How to deal with privacy concerns of people

With the increasing usage of video surveillance systems in public and private spaces the question how to deal with privacy concerns of people being recorded receives increasing attention.
It is out of question that the recording of a person’s visual appearance poses a threat to personal privacy.

In order to account for these concerns, privacy-preserving video surveillance systems need to be developed. The aim is to protect privacy, while at the same time enabling security personnel or automatic detection software to scan the surveillance data for emergency situations or security breaches.

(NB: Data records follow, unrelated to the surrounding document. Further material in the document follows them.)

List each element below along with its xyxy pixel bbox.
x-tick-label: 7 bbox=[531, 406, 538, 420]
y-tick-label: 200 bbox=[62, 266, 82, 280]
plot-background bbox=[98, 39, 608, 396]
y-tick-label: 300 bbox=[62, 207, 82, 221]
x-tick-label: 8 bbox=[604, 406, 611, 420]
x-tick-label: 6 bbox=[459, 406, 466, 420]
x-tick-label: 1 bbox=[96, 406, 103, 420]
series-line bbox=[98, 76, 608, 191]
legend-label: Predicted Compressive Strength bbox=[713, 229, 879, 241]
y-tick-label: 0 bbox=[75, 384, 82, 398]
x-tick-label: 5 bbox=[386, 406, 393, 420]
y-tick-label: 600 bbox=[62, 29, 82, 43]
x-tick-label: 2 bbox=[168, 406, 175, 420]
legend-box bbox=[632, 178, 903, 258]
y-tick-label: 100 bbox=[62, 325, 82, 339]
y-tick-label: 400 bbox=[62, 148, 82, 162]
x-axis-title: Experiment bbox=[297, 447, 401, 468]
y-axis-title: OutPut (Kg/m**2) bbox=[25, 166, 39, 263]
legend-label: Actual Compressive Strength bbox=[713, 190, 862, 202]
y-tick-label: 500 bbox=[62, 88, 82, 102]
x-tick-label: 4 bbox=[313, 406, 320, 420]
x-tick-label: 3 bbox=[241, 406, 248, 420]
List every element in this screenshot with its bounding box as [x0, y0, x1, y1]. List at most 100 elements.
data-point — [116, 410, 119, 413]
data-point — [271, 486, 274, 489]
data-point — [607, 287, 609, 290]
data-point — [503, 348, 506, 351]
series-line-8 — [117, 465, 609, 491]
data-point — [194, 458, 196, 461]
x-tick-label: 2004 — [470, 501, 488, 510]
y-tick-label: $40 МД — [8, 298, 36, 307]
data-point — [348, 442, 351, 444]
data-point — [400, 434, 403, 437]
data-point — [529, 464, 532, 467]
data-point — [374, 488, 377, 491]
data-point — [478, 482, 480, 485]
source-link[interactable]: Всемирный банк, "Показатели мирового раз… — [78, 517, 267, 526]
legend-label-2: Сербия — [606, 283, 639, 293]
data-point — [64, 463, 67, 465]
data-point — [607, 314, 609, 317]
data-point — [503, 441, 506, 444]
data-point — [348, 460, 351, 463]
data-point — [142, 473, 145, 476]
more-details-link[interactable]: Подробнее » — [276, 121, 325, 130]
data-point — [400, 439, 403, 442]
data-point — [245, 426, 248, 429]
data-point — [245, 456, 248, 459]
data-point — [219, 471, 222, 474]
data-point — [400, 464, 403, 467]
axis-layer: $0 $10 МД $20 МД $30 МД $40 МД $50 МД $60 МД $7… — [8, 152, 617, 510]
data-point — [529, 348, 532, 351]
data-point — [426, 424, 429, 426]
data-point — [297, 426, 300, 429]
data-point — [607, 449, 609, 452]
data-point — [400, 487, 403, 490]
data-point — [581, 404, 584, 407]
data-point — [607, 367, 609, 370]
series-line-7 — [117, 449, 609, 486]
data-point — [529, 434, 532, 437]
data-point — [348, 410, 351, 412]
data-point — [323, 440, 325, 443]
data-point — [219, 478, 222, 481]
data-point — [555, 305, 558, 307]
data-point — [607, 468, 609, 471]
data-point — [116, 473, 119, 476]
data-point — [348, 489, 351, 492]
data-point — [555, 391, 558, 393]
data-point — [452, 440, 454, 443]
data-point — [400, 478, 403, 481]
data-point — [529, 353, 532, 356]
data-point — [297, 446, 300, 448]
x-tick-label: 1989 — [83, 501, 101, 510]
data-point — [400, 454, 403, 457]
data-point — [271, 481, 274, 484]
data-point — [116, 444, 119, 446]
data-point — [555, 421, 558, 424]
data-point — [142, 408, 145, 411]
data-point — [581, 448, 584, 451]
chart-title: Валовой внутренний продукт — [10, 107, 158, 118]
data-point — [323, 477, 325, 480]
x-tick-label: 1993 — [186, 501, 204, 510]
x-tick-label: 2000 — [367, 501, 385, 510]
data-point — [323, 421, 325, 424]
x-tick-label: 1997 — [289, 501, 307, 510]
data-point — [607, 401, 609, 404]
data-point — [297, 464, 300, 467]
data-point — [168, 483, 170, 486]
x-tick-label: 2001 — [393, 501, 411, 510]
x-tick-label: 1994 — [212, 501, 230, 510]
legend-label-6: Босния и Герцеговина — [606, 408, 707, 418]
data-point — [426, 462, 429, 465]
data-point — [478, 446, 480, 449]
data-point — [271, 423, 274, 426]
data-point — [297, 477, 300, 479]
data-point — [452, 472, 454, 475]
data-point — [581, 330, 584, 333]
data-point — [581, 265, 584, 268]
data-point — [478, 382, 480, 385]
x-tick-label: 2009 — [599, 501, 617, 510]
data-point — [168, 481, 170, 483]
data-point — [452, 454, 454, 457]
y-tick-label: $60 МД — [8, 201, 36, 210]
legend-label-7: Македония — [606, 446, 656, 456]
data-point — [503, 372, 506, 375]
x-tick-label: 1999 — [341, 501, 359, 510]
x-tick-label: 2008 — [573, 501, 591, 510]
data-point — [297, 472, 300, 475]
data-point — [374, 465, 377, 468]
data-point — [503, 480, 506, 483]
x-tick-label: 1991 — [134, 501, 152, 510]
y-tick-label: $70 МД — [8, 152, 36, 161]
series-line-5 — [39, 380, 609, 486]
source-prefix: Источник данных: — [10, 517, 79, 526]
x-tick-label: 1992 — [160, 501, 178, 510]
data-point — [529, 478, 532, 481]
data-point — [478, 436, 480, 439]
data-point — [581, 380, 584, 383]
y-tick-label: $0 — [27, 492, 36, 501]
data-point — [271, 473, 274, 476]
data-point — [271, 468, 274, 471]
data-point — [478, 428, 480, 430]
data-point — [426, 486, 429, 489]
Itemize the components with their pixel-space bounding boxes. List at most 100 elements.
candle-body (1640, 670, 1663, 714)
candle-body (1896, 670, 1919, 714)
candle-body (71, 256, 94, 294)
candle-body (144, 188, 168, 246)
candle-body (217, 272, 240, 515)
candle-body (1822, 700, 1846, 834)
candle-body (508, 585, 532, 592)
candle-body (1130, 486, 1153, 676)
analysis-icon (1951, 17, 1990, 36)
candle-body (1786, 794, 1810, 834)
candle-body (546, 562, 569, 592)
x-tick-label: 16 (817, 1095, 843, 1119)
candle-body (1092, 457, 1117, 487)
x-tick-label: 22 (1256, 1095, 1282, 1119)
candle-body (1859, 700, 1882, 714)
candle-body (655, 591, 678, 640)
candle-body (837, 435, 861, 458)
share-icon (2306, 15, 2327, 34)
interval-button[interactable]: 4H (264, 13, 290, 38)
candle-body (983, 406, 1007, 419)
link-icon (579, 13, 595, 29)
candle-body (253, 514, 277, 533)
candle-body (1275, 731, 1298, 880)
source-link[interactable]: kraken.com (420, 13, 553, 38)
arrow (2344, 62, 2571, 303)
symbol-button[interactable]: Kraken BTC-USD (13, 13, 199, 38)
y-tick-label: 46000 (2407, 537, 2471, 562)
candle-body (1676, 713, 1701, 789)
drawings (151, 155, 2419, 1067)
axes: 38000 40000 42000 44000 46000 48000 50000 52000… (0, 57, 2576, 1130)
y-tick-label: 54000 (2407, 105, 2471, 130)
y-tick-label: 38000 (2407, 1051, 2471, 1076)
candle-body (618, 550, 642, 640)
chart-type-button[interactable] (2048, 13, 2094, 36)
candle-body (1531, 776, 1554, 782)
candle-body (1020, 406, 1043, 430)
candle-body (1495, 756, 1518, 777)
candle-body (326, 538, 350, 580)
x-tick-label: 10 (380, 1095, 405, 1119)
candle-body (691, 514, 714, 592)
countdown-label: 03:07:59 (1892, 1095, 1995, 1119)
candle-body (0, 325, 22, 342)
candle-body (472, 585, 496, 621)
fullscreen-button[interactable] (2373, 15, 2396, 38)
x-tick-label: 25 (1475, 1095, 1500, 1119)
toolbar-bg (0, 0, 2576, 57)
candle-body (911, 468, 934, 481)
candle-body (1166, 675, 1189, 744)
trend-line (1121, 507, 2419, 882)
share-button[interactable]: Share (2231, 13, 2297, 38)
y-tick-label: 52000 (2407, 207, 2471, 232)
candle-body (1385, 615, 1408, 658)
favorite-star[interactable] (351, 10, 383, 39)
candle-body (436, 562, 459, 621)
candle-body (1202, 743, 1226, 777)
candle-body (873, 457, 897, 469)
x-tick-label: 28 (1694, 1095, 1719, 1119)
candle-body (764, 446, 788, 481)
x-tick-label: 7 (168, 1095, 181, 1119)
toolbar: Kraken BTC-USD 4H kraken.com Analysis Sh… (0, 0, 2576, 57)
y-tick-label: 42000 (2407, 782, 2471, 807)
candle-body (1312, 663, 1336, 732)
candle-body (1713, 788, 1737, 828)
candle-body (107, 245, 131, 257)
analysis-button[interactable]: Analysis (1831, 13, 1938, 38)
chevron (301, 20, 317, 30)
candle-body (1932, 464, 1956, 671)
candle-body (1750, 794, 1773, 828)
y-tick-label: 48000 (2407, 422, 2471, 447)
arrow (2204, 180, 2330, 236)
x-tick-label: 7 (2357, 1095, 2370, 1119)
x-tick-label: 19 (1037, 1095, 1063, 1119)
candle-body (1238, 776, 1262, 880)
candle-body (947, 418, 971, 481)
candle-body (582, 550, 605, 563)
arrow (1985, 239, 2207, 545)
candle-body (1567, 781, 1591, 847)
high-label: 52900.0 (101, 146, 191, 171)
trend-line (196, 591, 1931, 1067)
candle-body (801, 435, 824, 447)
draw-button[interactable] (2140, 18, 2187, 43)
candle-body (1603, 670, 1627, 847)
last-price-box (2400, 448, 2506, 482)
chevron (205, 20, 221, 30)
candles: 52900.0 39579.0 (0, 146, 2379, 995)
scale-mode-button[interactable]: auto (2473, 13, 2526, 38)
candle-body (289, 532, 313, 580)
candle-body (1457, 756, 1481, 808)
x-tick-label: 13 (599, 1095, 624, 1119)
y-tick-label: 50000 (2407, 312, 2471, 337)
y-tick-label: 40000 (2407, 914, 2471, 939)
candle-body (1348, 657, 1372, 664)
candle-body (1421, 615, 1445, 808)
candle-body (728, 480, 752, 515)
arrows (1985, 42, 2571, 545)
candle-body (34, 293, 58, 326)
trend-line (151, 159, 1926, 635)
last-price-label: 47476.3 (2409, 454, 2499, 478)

The vast majority of proposals made to date focus on encryption during compression.
We do not think that this approach is of high practical relevance, since
(a) existing compression hardware cannot be employed or at least
(b) existing compression software packages, often optimized for specific processor multimedia extensions to execute efficiently, need to be re-written. Since compression technology is seen as a black box by many applications, interfering with this stage is highly undesired.

The first major focal point of the project will be the development and investigation of methods for selective encryption of video surveillance bitstreams , i.e. after compression. A number of formats will be investigated, with a focus on recent scalable formats, such as JPEG 2000 and H.264 SVC. Our aim is to minimise bitstream parsing effort to locate all region of interest parts for encryption and to avoid drift problems.

A second major project focus will be the development of a framework for security analysis of privacy-preserving selective encryption approaches. We will evaluate privacy/security afforded by the proposed approaches in the setting of human observers, but also in the setting of automatic detection software.

Furthermore we will study the effect of minimising the protected area (e.g. only the eye area is encrypted) and the corresponding impact on either application setting.